1. The Grothendieck property in C_p-theory

An important theorem of Grothendieck used in functional analysis essentially says that countably compact subspaces of certain function spaces are compact. J. Iovino has applied this to stability and definability in Model Theory. Arhangel’skii vastly generalized

Grothendieck’s theorem but left open some fundamental problems. We show they are undecidable. Clovis Hamel and I applied the work of Iovino and Arhangel’skii to Gowers’ problem on the definability of pathological Banach spaces. He will speak on this later this semester.

2. K-sigma-projective sets - a new topological generalization of descriptive set theory

I became interested in sigma-projective sets of reals when they appeared in my study with C. Eagle, C. Hamel, and S. Muller of the number of non-isomorphic countable models of countable theories in second order logic. I had been studying with I. Ongay-Valverde various possibilities for generalizing descriptive set theory beyond Polish spaces, following the path of Frolik, Jayne & Rogers, etc., but assuming determinacy axioms consistent with ZFC. Our conclusion is that the K-sigma-projective spaces - a natural generalization of the K-analytic spaces - are a useful venue to work in.

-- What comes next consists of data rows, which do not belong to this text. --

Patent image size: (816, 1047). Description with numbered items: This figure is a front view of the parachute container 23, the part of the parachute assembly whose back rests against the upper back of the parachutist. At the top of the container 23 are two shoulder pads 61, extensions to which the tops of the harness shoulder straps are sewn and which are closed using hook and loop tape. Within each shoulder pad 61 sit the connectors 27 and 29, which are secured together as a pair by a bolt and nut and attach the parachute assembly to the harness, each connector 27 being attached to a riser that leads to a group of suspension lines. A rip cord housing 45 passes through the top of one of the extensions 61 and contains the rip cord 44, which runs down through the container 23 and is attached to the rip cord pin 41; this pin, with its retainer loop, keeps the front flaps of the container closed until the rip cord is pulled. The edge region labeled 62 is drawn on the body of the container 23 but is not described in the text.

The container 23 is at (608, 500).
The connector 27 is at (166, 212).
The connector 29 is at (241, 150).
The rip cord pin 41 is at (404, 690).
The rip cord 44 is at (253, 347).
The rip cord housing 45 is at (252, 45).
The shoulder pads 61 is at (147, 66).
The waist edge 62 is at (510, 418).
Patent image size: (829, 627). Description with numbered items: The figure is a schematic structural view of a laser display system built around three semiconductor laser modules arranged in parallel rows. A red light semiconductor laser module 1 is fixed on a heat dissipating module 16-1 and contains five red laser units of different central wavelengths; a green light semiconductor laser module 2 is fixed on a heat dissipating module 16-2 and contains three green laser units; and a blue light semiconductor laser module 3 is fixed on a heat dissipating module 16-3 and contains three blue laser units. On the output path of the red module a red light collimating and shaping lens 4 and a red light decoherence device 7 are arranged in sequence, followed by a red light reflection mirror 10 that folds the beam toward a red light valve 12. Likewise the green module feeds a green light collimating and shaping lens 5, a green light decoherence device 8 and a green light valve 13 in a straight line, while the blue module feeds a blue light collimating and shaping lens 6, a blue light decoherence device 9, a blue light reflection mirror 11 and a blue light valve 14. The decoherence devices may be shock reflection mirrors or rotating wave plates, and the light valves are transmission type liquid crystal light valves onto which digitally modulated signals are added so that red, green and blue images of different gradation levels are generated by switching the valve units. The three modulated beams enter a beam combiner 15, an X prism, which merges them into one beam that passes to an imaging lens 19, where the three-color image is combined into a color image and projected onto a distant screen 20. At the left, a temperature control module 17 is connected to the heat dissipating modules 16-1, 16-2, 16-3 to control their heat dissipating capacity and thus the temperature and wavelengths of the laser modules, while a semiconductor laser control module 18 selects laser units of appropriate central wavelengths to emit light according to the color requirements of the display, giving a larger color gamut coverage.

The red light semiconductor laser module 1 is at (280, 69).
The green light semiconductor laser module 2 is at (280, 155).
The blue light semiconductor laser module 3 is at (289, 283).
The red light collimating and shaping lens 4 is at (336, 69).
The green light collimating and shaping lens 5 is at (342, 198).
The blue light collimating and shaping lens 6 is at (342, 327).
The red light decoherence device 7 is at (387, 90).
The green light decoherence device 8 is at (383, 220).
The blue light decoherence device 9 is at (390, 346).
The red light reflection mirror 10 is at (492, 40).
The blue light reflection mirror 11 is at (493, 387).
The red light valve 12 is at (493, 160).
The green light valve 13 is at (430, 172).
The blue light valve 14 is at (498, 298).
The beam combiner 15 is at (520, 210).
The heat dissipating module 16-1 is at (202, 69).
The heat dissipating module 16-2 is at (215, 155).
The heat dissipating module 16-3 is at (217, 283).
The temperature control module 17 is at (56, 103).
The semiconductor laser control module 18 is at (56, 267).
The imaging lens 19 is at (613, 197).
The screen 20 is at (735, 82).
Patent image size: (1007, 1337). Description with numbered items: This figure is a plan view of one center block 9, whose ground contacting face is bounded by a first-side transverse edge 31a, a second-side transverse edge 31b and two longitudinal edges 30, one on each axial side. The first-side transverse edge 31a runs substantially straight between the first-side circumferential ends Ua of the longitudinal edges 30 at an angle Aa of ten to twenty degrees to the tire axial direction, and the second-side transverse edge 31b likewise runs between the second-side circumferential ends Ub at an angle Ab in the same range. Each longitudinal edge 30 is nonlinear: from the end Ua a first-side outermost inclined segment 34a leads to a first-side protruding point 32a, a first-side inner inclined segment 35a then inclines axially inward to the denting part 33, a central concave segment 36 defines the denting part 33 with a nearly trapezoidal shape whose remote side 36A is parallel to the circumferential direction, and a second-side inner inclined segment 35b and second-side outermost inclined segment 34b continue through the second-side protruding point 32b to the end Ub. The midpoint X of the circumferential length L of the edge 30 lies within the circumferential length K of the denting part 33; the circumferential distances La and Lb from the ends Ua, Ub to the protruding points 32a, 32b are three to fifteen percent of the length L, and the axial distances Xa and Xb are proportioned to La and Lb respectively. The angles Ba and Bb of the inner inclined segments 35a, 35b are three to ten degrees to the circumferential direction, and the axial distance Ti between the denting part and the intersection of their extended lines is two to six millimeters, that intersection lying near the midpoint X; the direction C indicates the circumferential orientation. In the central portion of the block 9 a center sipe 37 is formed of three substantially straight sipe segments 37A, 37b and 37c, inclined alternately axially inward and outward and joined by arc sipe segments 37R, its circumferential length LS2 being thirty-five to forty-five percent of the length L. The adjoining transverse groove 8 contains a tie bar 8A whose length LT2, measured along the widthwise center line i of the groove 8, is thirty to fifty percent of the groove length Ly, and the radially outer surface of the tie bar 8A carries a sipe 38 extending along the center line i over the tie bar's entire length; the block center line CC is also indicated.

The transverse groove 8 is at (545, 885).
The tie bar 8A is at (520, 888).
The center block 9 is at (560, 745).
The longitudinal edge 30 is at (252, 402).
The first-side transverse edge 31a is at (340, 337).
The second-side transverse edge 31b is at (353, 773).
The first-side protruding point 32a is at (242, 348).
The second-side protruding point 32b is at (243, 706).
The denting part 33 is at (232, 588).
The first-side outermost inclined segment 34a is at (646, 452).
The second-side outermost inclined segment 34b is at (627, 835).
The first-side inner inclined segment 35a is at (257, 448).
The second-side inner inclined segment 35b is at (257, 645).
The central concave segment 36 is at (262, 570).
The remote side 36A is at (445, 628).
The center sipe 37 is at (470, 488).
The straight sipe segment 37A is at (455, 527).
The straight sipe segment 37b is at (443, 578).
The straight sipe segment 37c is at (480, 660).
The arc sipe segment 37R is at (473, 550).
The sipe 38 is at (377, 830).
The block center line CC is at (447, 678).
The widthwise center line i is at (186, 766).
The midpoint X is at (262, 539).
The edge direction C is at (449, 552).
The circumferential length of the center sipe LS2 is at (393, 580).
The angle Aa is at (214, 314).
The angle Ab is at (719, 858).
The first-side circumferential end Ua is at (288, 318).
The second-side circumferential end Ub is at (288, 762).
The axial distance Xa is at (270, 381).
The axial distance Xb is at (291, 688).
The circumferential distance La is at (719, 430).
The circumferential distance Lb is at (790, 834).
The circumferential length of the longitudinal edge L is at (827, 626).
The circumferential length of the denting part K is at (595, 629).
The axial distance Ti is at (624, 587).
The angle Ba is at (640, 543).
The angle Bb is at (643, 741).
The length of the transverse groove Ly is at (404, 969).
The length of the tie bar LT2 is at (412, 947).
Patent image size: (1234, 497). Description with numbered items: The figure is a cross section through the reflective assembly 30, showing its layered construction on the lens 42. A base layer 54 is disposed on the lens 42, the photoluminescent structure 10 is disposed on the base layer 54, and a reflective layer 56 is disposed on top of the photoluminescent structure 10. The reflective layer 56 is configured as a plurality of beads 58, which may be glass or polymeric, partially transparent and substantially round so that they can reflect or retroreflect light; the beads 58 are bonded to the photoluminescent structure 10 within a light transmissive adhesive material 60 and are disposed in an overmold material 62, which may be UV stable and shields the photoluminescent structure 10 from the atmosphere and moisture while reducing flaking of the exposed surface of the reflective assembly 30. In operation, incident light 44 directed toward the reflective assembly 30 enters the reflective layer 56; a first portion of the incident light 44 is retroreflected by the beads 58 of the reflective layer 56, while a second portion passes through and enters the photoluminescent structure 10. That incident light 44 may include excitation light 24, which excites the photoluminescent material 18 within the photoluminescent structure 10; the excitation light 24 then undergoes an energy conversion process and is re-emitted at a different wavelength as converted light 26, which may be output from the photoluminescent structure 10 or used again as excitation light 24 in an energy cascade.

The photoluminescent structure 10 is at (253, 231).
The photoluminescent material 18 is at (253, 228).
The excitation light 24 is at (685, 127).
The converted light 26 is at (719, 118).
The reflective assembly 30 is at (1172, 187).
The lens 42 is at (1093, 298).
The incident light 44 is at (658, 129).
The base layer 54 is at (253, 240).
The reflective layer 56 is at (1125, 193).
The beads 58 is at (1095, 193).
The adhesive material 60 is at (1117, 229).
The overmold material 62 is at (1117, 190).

3. Counting the number of equivalence classes of sigma-projective equivalence relations and applications to second order logic

This is ongoing work with Eagle, Hamel, Muller, and now J. Zhang. We consider a second order version of Morley’s theorem on the number of countable models. This will be the first of several talks on this subject, Connections to work of Foreman, Magidor, Shelah, and Woodin on determinacy and large cardinals will appear.